The feedback loop puts “extra emphasis” on intermediate checkpoints, he said. Humans review intermediate artifacts (such as summaries, extracted facts, or draft recommendations) and correct errors. Those can then be converted into better rules and retrieval sources, narrower tool scopes, and improved templates. 

“What is important for this style of autonomous agent, is you mix the best of both worlds: The dynamic reasoning of AI, with the control and power of true orchestration,” Kawasaki said.

Ultimately, agents require coordinated changes across enterprise architecture, new orchestration frameworks, and explicit access controls, Gogia said. Agents must be assigned identities to restrict their privileges and keep them within bounds. Observability is critical; monitoring tools can record task completion rates, escalation events, system interactions, and error patterns. This kind of evaluation must be a permanent practice, and agents should be tested to see how they react when encountering new scenarios and unusual inputs. 

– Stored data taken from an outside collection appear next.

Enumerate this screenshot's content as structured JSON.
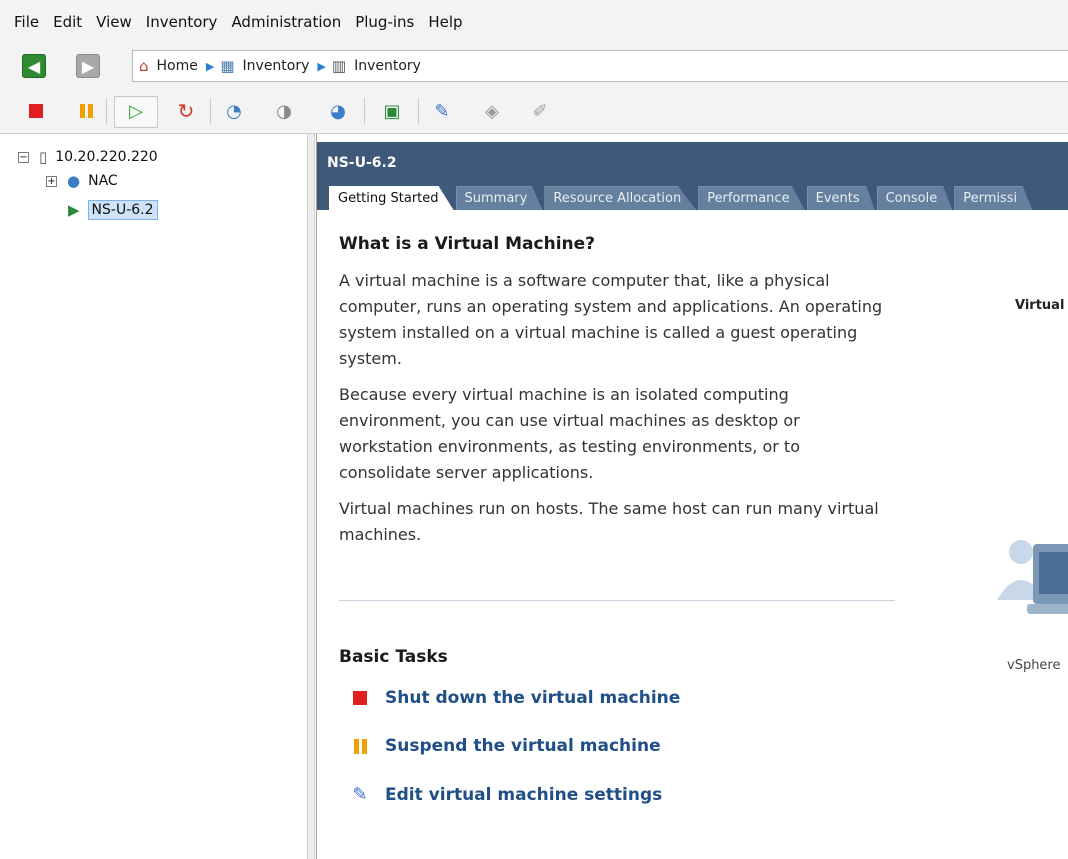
{
  "menu": [
    "File",
    "Edit",
    "View",
    "Inventory",
    "Administration",
    "Plug-ins",
    "Help"
  ],
  "breadcrumb": {
    "home": "Home",
    "crumbs": [
      "Inventory",
      "Inventory"
    ]
  },
  "tree": {
    "host": "10.20.220.220",
    "folder": "NAC",
    "vm": "NS-U-6.2",
    "host_expander": "−",
    "folder_expander": "+"
  },
  "vm_header": {
    "title": "NS-U-6.2",
    "tabs": [
      "Getting Started",
      "Summary",
      "Resource Allocation",
      "Performance",
      "Events",
      "Console",
      "Permissi"
    ]
  },
  "getting_started": {
    "heading": "What is a Virtual Machine?",
    "paragraphs": [
      "A virtual machine is a software computer that, like a physical computer, runs an operating system and applications. An operating system installed on a virtual machine is called a guest operating system.",
      "Because every virtual machine is an isolated computing environment, you can use virtual machines as desktop or workstation environments, as testing environments, or to consolidate server applications.",
      "Virtual machines run on hosts. The same host can run many virtual machines."
    ],
    "side_label_top": "Virtual",
    "side_label_bottom": "vSphere"
  },
  "basic_tasks": {
    "title": "Basic Tasks",
    "items": [
      {
        "label": "Shut down the virtual machine",
        "icon": "stop-icon"
      },
      {
        "label": "Suspend the virtual machine",
        "icon": "pause-icon"
      },
      {
        "label": "Edit virtual machine settings",
        "icon": "edit-settings-icon"
      }
    ]
  },
  "colors": {
    "header_bg": "#3f5a78",
    "link": "#1f4f86",
    "stop": "#e02020",
    "pause": "#f0a000"
  }
}
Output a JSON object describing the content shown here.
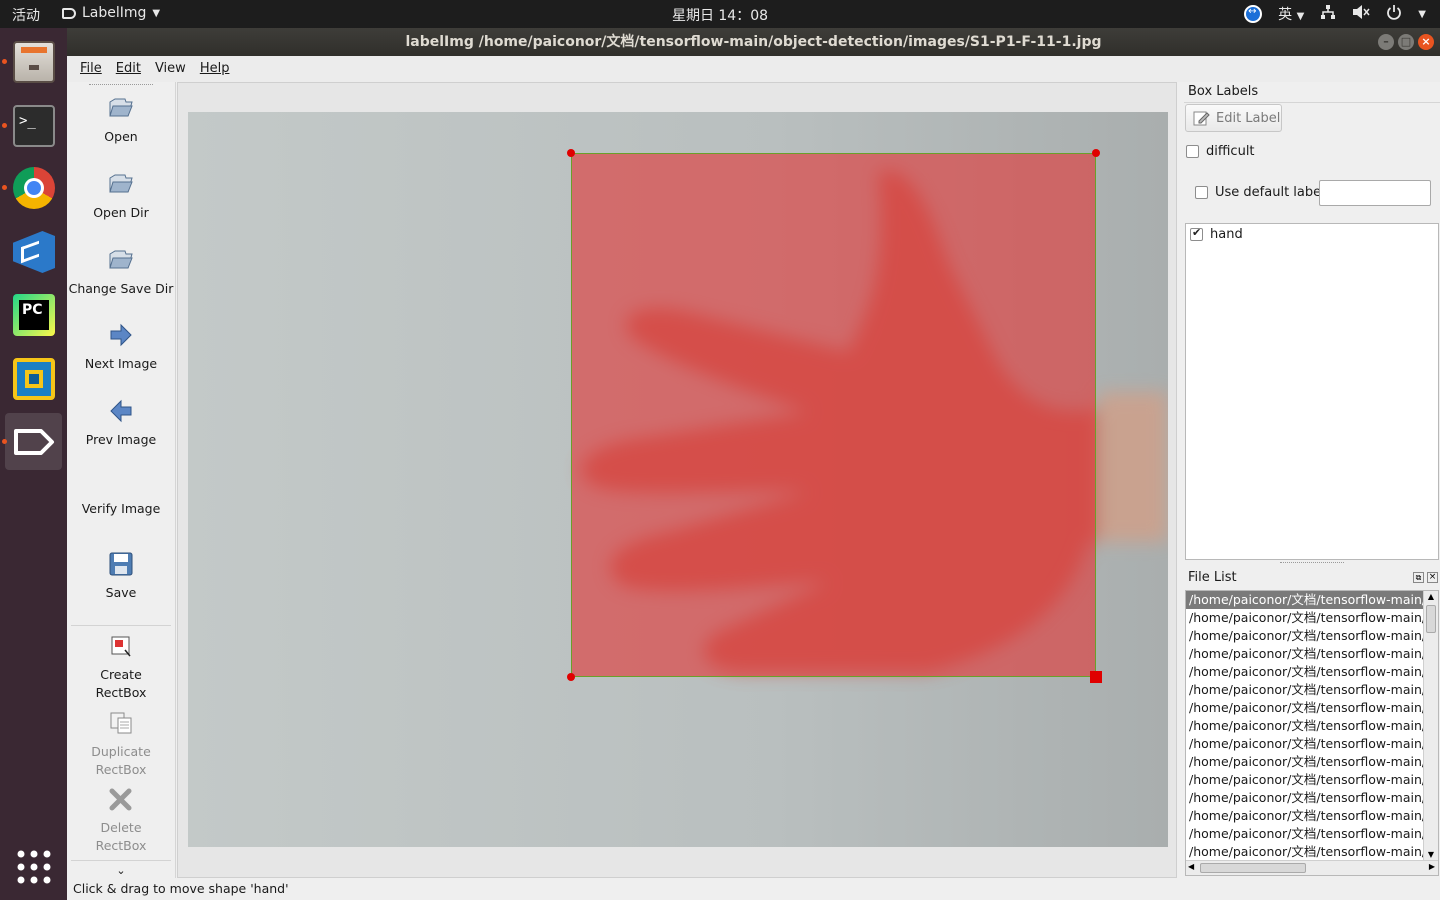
{
  "topbar": {
    "activities": "活动",
    "app_name": "LabelImg",
    "clock": "星期日 14：08",
    "input_method": "英"
  },
  "window": {
    "title": "labelImg /home/paiconor/文档/tensorflow-main/object-detection/images/S1-P1-F-11-1.jpg"
  },
  "menu": {
    "file": "File",
    "edit": "Edit",
    "view": "View",
    "help": "Help"
  },
  "toolbar": {
    "open": "Open",
    "open_dir": "Open Dir",
    "change_save_dir": "Change Save Dir",
    "next_image": "Next Image",
    "prev_image": "Prev Image",
    "verify_image": "Verify Image",
    "save": "Save",
    "create_rectbox_1": "Create",
    "create_rectbox_2": "RectBox",
    "duplicate_rectbox_1": "Duplicate",
    "duplicate_rectbox_2": "RectBox",
    "delete_rectbox_1": "Delete",
    "delete_rectbox_2": "RectBox"
  },
  "box_labels": {
    "title": "Box Labels",
    "edit_label": "Edit Label",
    "difficult": "difficult",
    "use_default_label": "Use default label",
    "default_label_value": "",
    "labels": [
      {
        "name": "hand",
        "checked": true
      }
    ]
  },
  "file_list": {
    "title": "File List",
    "items": [
      "/home/paiconor/文档/tensorflow-main/ob",
      "/home/paiconor/文档/tensorflow-main/ob",
      "/home/paiconor/文档/tensorflow-main/ob",
      "/home/paiconor/文档/tensorflow-main/ob",
      "/home/paiconor/文档/tensorflow-main/ob",
      "/home/paiconor/文档/tensorflow-main/ob",
      "/home/paiconor/文档/tensorflow-main/ob",
      "/home/paiconor/文档/tensorflow-main/ob",
      "/home/paiconor/文档/tensorflow-main/ob",
      "/home/paiconor/文档/tensorflow-main/ob",
      "/home/paiconor/文档/tensorflow-main/ob",
      "/home/paiconor/文档/tensorflow-main/ob",
      "/home/paiconor/文档/tensorflow-main/ob",
      "/home/paiconor/文档/tensorflow-main/ob",
      "/home/paiconor/文档/tensorflow-main/ob"
    ]
  },
  "status": "Click & drag to move shape 'hand'",
  "colors": {
    "box_fill": "#e13737",
    "box_border": "#6aa02a",
    "handle": "#e00000",
    "dock_bg": "#3a2833",
    "accent": "#e95420"
  }
}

“The moment an AI system can take action, enterprises have to answer several questions that rarely appear during copilot deployments,” Gogia said. Such as: What systems is the agent allowed to access? What types of actions can it perform without approval? Which activities must always require a human decision? How will every action be recorded and reviewed?

“Those [enterprises] that underestimate the challenge often find themselves stuck in demonstrations that look impressive but cannot survive real operational complexity,” Gogia said.